Detect

Detect vulnerabilities throughout your application’s development lifecycle. GitLab scans your application’s code and tests its behavior for vulnerabilities.

Detection coverage

Scan your repository’s content and application’s behavior for vulnerabilities:

  • Repository scanning can detect vulnerabilities in your project’s repository. Coverage includes your application’s source code, also the libraries and container images it’s dependent on.
  • Testing the behavior of your application and its API can detect vulnerabilities that occur only at runtime.

Repository scanning

Your application’s repository may contain its source code, dependency declarations, and Infrastructure as Code definitions. Repository scanning can detect vulnerabilities in each of these.

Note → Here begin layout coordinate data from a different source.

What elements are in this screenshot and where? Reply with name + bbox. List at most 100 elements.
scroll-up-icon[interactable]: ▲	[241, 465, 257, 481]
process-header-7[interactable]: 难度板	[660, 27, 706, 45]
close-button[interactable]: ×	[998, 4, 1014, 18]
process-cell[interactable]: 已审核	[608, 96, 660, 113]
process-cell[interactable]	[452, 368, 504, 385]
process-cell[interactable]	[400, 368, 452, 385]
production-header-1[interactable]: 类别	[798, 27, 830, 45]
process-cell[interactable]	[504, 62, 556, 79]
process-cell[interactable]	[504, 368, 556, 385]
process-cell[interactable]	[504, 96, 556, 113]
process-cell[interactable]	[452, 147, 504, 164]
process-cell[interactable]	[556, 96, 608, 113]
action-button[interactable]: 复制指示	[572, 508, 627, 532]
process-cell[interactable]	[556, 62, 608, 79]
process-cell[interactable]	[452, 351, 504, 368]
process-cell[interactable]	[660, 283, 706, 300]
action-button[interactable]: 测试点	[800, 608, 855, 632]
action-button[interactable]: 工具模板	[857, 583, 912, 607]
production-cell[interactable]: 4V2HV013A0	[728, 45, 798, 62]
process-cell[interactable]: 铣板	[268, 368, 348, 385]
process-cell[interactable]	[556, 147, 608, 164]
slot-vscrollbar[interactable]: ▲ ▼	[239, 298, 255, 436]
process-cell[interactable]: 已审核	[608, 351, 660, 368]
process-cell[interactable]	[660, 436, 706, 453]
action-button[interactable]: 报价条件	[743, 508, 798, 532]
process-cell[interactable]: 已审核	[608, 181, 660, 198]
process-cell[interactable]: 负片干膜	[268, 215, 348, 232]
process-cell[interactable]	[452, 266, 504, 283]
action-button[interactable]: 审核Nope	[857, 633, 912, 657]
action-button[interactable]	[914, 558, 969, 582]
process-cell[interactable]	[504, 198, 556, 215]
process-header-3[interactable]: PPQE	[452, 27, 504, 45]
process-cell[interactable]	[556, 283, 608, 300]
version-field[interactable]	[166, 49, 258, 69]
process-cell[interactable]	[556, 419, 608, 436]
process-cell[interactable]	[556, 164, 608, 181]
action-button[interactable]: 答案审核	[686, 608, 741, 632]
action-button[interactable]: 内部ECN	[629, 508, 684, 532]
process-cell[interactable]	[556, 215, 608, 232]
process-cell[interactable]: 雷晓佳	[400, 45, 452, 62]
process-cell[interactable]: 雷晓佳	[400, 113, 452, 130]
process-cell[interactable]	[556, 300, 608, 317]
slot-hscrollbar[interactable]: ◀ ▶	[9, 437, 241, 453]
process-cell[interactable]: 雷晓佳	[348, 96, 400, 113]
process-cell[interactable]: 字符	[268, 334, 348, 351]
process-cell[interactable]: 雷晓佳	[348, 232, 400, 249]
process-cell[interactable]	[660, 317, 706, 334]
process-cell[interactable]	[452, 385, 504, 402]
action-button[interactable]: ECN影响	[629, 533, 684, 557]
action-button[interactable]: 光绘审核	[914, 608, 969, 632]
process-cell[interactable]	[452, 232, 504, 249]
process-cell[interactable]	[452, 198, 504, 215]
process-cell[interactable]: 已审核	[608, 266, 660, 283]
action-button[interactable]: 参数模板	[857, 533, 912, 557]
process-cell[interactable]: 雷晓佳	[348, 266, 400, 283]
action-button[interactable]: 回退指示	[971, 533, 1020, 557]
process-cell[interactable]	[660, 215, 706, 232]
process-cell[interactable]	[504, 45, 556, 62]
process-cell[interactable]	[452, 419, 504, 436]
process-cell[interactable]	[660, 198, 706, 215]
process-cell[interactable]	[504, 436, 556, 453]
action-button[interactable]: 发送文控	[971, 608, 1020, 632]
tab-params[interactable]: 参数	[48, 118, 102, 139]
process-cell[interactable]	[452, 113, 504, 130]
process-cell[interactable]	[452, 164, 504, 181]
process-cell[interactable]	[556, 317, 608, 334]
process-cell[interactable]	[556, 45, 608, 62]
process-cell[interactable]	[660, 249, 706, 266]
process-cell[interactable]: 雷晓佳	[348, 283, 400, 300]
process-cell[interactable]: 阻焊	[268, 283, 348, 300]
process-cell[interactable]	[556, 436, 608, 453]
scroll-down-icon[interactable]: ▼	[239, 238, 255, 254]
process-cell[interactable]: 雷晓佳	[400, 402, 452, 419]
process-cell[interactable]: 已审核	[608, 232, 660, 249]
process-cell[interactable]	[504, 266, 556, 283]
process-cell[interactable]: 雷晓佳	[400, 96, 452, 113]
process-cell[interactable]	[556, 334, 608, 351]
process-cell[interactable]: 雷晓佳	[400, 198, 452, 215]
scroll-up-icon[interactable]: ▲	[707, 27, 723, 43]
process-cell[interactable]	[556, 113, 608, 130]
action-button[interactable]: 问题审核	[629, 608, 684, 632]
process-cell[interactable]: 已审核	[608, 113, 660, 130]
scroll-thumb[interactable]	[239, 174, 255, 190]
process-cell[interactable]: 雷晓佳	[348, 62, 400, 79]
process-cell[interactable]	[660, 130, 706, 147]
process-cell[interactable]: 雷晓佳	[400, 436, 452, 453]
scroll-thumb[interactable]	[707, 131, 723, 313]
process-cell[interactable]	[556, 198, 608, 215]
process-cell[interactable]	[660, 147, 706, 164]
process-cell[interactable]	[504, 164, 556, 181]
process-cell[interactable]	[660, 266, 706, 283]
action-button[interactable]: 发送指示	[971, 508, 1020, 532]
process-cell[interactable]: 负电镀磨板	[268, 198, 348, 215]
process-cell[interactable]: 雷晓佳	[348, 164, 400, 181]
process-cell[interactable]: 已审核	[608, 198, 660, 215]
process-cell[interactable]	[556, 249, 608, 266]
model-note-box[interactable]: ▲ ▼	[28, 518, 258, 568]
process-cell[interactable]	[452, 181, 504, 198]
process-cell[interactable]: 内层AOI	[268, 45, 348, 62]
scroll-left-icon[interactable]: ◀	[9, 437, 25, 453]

Repository scanning tools include:

  • Static Application Security Testing: Analyze source code for vulnerabilities.
  • Infrastructure as Code (IaC) scanning: Detect vulnerabilities in your application’s deployment environment.
  • Secret detection: Detect and block secrets being committed to the repository.
  • Dependencies: Detect vulnerabilities in your application’s dependencies and container images.

Behavioral testing

Behavioral testing requires a deployable application to test for known vulnerabilities and unexpected behavior.

Behavioral testing tools include:

  • Dynamic Application Security Testing: Test your application for known attack vectors.
  • API security: Test your application’s API for known attacks and vulnerabilities to input.
  • Coverage-guided fuzz testing: Test your application for unexpected behavior.

Lifecycle coverage

You should enable vulnerability detection from before the first commit through to when your application can be deployed and run. Early detection has many benefits, including easier and quicker remediation.

All GitLab application security scanning tools can be run in a CI/CD pipeline, triggered by code changes. Security scans can also be run on a schedule, outside the context of code changes, and some can be run manually. It’s important to perform detection outside the CI/CD pipeline because risks can arise outside the context of code changes. For example, a newly-discovered vulnerability in a dependency might be a risk to any application using it.